Canadian ATM programs are subject to certain limits on the equity issued—typically, no more than 25% of the daily trading volume and an overall cap of no more than 10% of the market value of the issuer’s outstanding equity securities.
Although an issuer is more constrained under an ATM program in the amount of equity it can issue at one time (since sales under an ATM typically take place over a period of many months or up a year), the cost of an ATM program is much lower than a conventional public offering since the shares are issued at the prevailing market price (not at a discount) and dealer commissions are lower.

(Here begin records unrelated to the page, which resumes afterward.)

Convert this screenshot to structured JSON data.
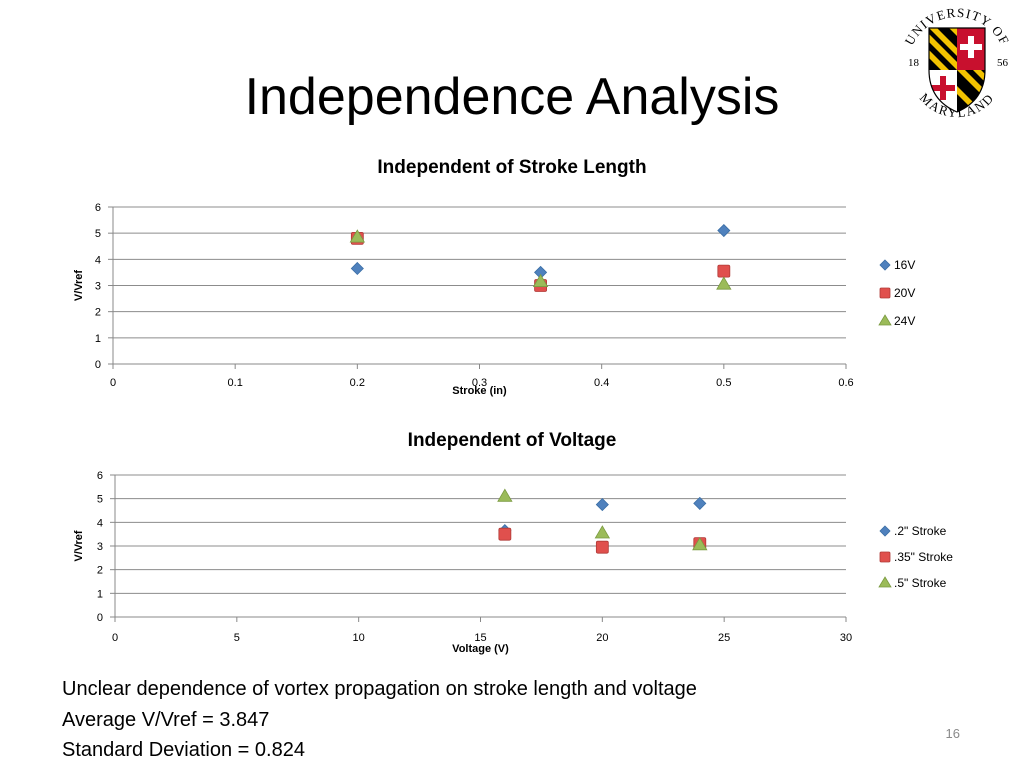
{
  "slide": {
    "title": "Independence Analysis",
    "page_number": "16"
  },
  "logo": {
    "ring_text": "UNIVERSITY OF MARYLAND",
    "year_left": "18",
    "year_right": "56"
  },
  "notes": [
    "Unclear dependence of vortex propagation on stroke length and voltage",
    "Average V/Vref = 3.847",
    "Standard Deviation = 0.824"
  ],
  "colors": {
    "series_blue": "#4f81bd",
    "series_red": "#e0504d",
    "series_green": "#9bbb59",
    "gridline": "#8c8c8c",
    "logo_red": "#c8102e",
    "logo_gold": "#f3c300"
  },
  "chart_data": [
    {
      "type": "scatter",
      "title": "Independent of Stroke Length",
      "xlabel": "Stroke (in)",
      "ylabel": "V/Vref",
      "xlim": [
        0,
        0.6
      ],
      "ylim": [
        0,
        6
      ],
      "xticks": [
        "0",
        "0.1",
        "0.2",
        "0.3",
        "0.4",
        "0.5",
        "0.6"
      ],
      "yticks": [
        "0",
        "1",
        "2",
        "3",
        "4",
        "5",
        "6"
      ],
      "grid": "horizontal",
      "legend_position": "right",
      "series": [
        {
          "name": "16V",
          "marker": "diamond",
          "color": "#4f81bd",
          "points": [
            [
              0.2,
              3.65
            ],
            [
              0.35,
              3.5
            ],
            [
              0.5,
              5.1
            ]
          ]
        },
        {
          "name": "20V",
          "marker": "square",
          "color": "#e0504d",
          "points": [
            [
              0.2,
              4.8
            ],
            [
              0.35,
              3.0
            ],
            [
              0.5,
              3.55
            ]
          ]
        },
        {
          "name": "24V",
          "marker": "triangle",
          "color": "#9bbb59",
          "points": [
            [
              0.2,
              4.85
            ],
            [
              0.35,
              3.15
            ],
            [
              0.5,
              3.05
            ]
          ]
        }
      ]
    },
    {
      "type": "scatter",
      "title": "Independent of Voltage",
      "xlabel": "Voltage (V)",
      "ylabel": "V/Vref",
      "xlim": [
        0,
        30
      ],
      "ylim": [
        0,
        6
      ],
      "xticks": [
        "0",
        "5",
        "10",
        "15",
        "20",
        "25",
        "30"
      ],
      "yticks": [
        "0",
        "1",
        "2",
        "3",
        "4",
        "5",
        "6"
      ],
      "grid": "horizontal",
      "legend_position": "right",
      "series": [
        {
          "name": ".2\" Stroke",
          "marker": "diamond",
          "color": "#4f81bd",
          "points": [
            [
              16,
              3.65
            ],
            [
              20,
              4.75
            ],
            [
              24,
              4.8
            ]
          ]
        },
        {
          "name": ".35\" Stroke",
          "marker": "square",
          "color": "#e0504d",
          "points": [
            [
              16,
              3.5
            ],
            [
              20,
              2.95
            ],
            [
              24,
              3.1
            ]
          ]
        },
        {
          "name": ".5\" Stroke",
          "marker": "triangle",
          "color": "#9bbb59",
          "points": [
            [
              16,
              5.1
            ],
            [
              20,
              3.55
            ],
            [
              24,
              3.05
            ]
          ]
        }
      ]
    }
  ]
}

In addition, against the current backdrop of rapidly changing market conditions, an ATM program significantly minimizes any potential execution risk since sales typically occur at the issuer’s discretion periodically over an extended period of time following the launch of the offering.
As an alternative to a public offering, we may also see PIPE (private investment in public equity) transactions gaining popularity (read our full M&A outlook here). PIPEs may be particularly attractive to private equity and pension fund investors that are sourcing alternative investment opportunities at the same time that public companies are facing heightened liquidity needs.
A PIPE transaction resulting in the issuance of less than 20% of an issuer’s voting securities and within permitted private placement discounts under stock exchange rules can generally be completed quickly and without shareholder approval.
For PIPEs of greater than 20% of the outstanding voting securities or priced beyond the maximum permitted discount, issuers who can demonstrate sufficient financial hardship may be able to rely on exemptions from the shareholder approval requirement.
Compared to a public offering, a PIPE can offer increased flexibility and financing certainty, and may be an attractive option for issuers with less visibility on the market’s receptivity to an offering.
1 As a reminder, issuers that choose to delay any of their filings this year, as permitted by Canadian securities regulators in light of COVID-19, cannot file a prospectus until their continuous disclosure record is current.
2 Amendments were proposed by Canadian securities regulators last year that would eliminate the need to apply for exemptive relief to conduct an ATM offering. Although these amendments are not yet effective, the new rules are expected to come into force in 2020.